Бенавидес скорчил потешную гримасу, какие в ходу у детей, когда они выполняют поручение родителей, которое считают прихотью. Исчез в соседней комнате и тотчас возник снова: отыскать книгу, о которой шла речь, труда ему не составило: либо он как раз читал ее, либо содержал свою библиотеку в таком неукоснительном порядке, что мог найти искомое, не шаря по стеллажам, не водя неверными пальцами по нетерпеливым корешкам. И я узнал красный картонный переплет еще до того, как Бенавидес протянул книгу Карбальо: это были воспоминания Габриэля Гарсия Маркеса «Жить, чтобы рассказать об этом», опубликованные три года назад и заполнившие сейчас полки всех библиотек колумбийских и значительную часть иных. Карбальо принял том и принялся перелистывать, ища нужную страницу, и еще прежде чем нашел, память и шестое чувство уже подсказали мне, чтó именно он найдет. Мог бы, впрочем, и раньше догадаться – речь пойдет о 9 апреля.
– Вот, – сказал он.
Потом вручил книгу мне и показал пальцем, где читать: это была 352-я страница того же издания, что хранилась у меня дома, в Барселоне. Маркес вспоминает там о покушении на Гайтана, случившемся в ту пору, когда он в Боготе изучал юриспруденцию, не чувствуя ни малейшего призвания к этому, и жил – уж как жилось, из кулька, как говорится, да в рогожку – в пансионе на Восьмой каррере, в центре города, не дальше двухсот шагов от того места, где Роа Сьерра выпустил четыре роковые пули. Гарсия Маркес пишет так: «В соседнем департаменте Бойякá, знаменитом своими либеральными традициями и нынешним твердокаменным консерватизмом, губернатор Хосе Мария Вильяреаль, истинный зубр-реакционер, не только подавил едва ли не в зародыше местные беспорядки, но и отправил войска в столицу». Определение моего дядюшки как «зубра-реакционера» следует воспринимать отчасти даже как лестное, ибо относится к человеку, по приказу президента Оспины приведшему в порядок национальную полицию, куда людей набирали по единственному критерию – членству в Консервативной партии. Незадолго до 9 апреля эта чрезмерно политизированная структура уже, так сказать, вышла из утробы матери и вскоре сделалась репрессивным органом с самой одиозной репутацией.

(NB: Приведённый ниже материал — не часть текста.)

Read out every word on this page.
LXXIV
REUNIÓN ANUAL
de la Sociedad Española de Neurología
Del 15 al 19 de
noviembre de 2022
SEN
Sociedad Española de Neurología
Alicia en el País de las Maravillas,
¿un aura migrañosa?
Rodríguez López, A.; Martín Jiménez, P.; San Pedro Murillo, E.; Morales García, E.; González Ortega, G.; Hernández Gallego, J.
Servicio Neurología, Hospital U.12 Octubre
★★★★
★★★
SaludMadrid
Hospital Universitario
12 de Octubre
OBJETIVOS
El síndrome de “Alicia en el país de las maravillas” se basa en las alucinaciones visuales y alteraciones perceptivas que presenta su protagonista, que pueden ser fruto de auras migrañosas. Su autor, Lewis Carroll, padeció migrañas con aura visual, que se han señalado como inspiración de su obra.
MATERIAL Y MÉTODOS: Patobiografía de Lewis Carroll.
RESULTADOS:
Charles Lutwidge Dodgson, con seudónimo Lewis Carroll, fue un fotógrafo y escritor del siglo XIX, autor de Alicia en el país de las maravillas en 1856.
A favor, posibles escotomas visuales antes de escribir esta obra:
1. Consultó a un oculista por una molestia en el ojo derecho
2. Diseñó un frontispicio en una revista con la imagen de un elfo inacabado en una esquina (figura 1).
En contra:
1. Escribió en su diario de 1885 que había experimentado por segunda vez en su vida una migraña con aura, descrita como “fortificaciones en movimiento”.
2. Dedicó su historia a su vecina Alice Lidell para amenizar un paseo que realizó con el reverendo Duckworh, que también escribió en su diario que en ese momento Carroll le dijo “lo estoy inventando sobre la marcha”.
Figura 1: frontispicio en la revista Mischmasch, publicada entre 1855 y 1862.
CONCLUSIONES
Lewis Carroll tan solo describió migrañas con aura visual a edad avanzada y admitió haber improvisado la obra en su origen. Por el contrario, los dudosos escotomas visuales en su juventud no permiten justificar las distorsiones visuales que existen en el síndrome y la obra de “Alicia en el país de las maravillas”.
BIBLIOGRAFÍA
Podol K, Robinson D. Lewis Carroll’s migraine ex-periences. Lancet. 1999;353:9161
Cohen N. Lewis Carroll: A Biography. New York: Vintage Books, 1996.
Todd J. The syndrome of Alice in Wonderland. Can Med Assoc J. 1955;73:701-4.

– Вы знали об этом, Васкес? – спросил Бенавидес. – Знали, что здесь говорится о вашем дядюшке?
– Знал.
– «Зубр-реакционер», – повторил Карбальо.
– Мы с ним никогда не говорили о политике.
– Неужто? Никогда не говорили о 9 апреля?
– Да я уж и не помню… Какие-то забавные случаи рассказывал, это было.
– О-о, вот это мне интересно! – воскликнул Карбальо. – Правда же, Франсиско, нам это интересно?
– Правда, – ответил Бенавидес.
– Ну, расскажите, послушаем! – сказал Карбальо.
– Да я даже не знаю… Много всякого было… Вот, например, однажды к нему пришел его друг – человек либеральных воззрений – и застал дядюшку за обедом. «Чепе [19], дорогой, – сказал он ему. – Переночуй сегодня где-нибудь в другом месте». «Это с какой же стати?» – спросил дядюшка. А тот ему ответил: «Потому что сегодня ночью тебя убьют». И подобных случаев было множество.